Matsya Purana — War of Devas and Dānavas: Yama and Kubera Defeated; Kālanemi’s Māyā and the A...
एकैको ऽपि क्षमो ग्रस्तुं जगत्सर्वं चराचरम् एकैकस्यापि पर्याप्ता न सर्वे ऽपि दिवौकसः //
ekaiko 'pi kṣamo grastuṃ jagatsarvaṃ carācaram ekaikasyāpi paryāptā na sarve 'pi divaukasaḥ //
Each one of them alone is capable of swallowing the entire universe—everything moving and unmoving; and even for just one such being, all the gods together are not sufficient (to match or restrain him).
By saying a single being can “swallow the whole moving-and-unmoving universe,” the verse uses pralaya-like imagery of total cosmic engulfment to express absolute dominance, even if it is not a direct flood (pralaya) description.

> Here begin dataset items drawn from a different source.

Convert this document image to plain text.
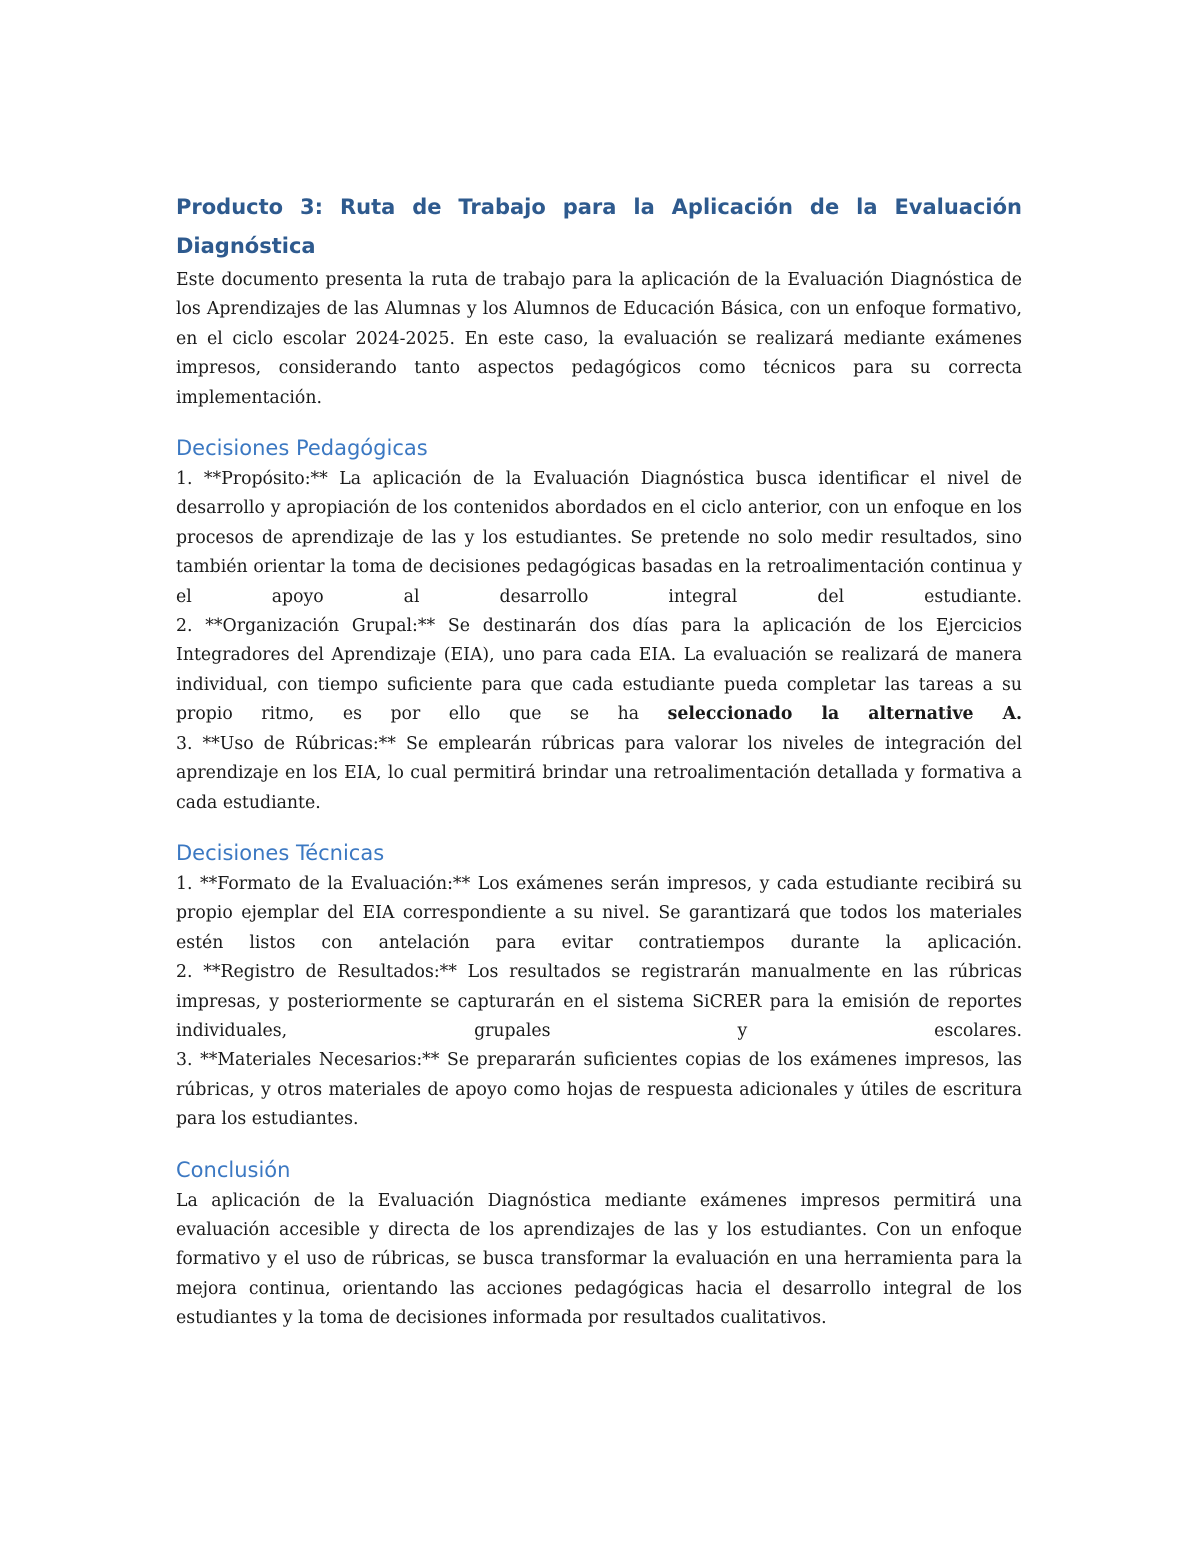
Producto 3: Ruta de Trabajo para la Aplicación de la Evaluación Diagnóstica

Este documento presenta la ruta de trabajo para la aplicación de la Evaluación Diagnóstica de los Aprendizajes de las Alumnas y los Alumnos de Educación Básica, con un enfoque formativo, en el ciclo escolar 2024-2025. En este caso, la evaluación se realizará mediante exámenes impresos, considerando tanto aspectos pedagógicos como técnicos para su correcta implementación.

Decisiones Pedagógicas

1. **Propósito:** La aplicación de la Evaluación Diagnóstica busca identificar el nivel de desarrollo y apropiación de los contenidos abordados en el ciclo anterior, con un enfoque en los procesos de aprendizaje de las y los estudiantes. Se pretende no solo medir resultados, sino también orientar la toma de decisiones pedagógicas basadas en la retroalimentación continua y el apoyo al desarrollo integral del estudiante.

2. **Organización Grupal:** Se destinarán dos días para la aplicación de los Ejercicios Integradores del Aprendizaje (EIA), uno para cada EIA. La evaluación se realizará de manera individual, con tiempo suficiente para que cada estudiante pueda completar las tareas a su propio ritmo, es por ello que se ha seleccionado la alternative A.

3. **Uso de Rúbricas:** Se emplearán rúbricas para valorar los niveles de integración del aprendizaje en los EIA, lo cual permitirá brindar una retroalimentación detallada y formativa a cada estudiante.

Decisiones Técnicas

1. **Formato de la Evaluación:** Los exámenes serán impresos, y cada estudiante recibirá su propio ejemplar del EIA correspondiente a su nivel. Se garantizará que todos los materiales estén listos con antelación para evitar contratiempos durante la aplicación.

2. **Registro de Resultados:** Los resultados se registrarán manualmente en las rúbricas impresas, y posteriormente se capturarán en el sistema SiCRER para la emisión de reportes individuales, grupales y escolares.

3. **Materiales Necesarios:** Se prepararán suficientes copias de los exámenes impresos, las rúbricas, y otros materiales de apoyo como hojas de respuesta adicionales y útiles de escritura para los estudiantes.

Conclusión

La aplicación de la Evaluación Diagnóstica mediante exámenes impresos permitirá una evaluación accesible y directa de los aprendizajes de las y los estudiantes. Con un enfoque formativo y el uso de rúbricas, se busca transformar la evaluación en una herramienta para la mejora continua, orientando las acciones pedagógicas hacia el desarrollo integral de los estudiantes y la toma de decisiones informada por resultados cualitativos.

It implies a dharma lesson in humility and prudent governance: worldly power (even celestial authority) has limits, so a king/householder should rely on restraint, counsel, and righteousness rather than arrogance.
No direct Vāstu or ritual procedure is stated; the verse is primarily cosmological and rhetorical, emphasizing scale (carācara-jagat) rather than temple-building or iconographic rules.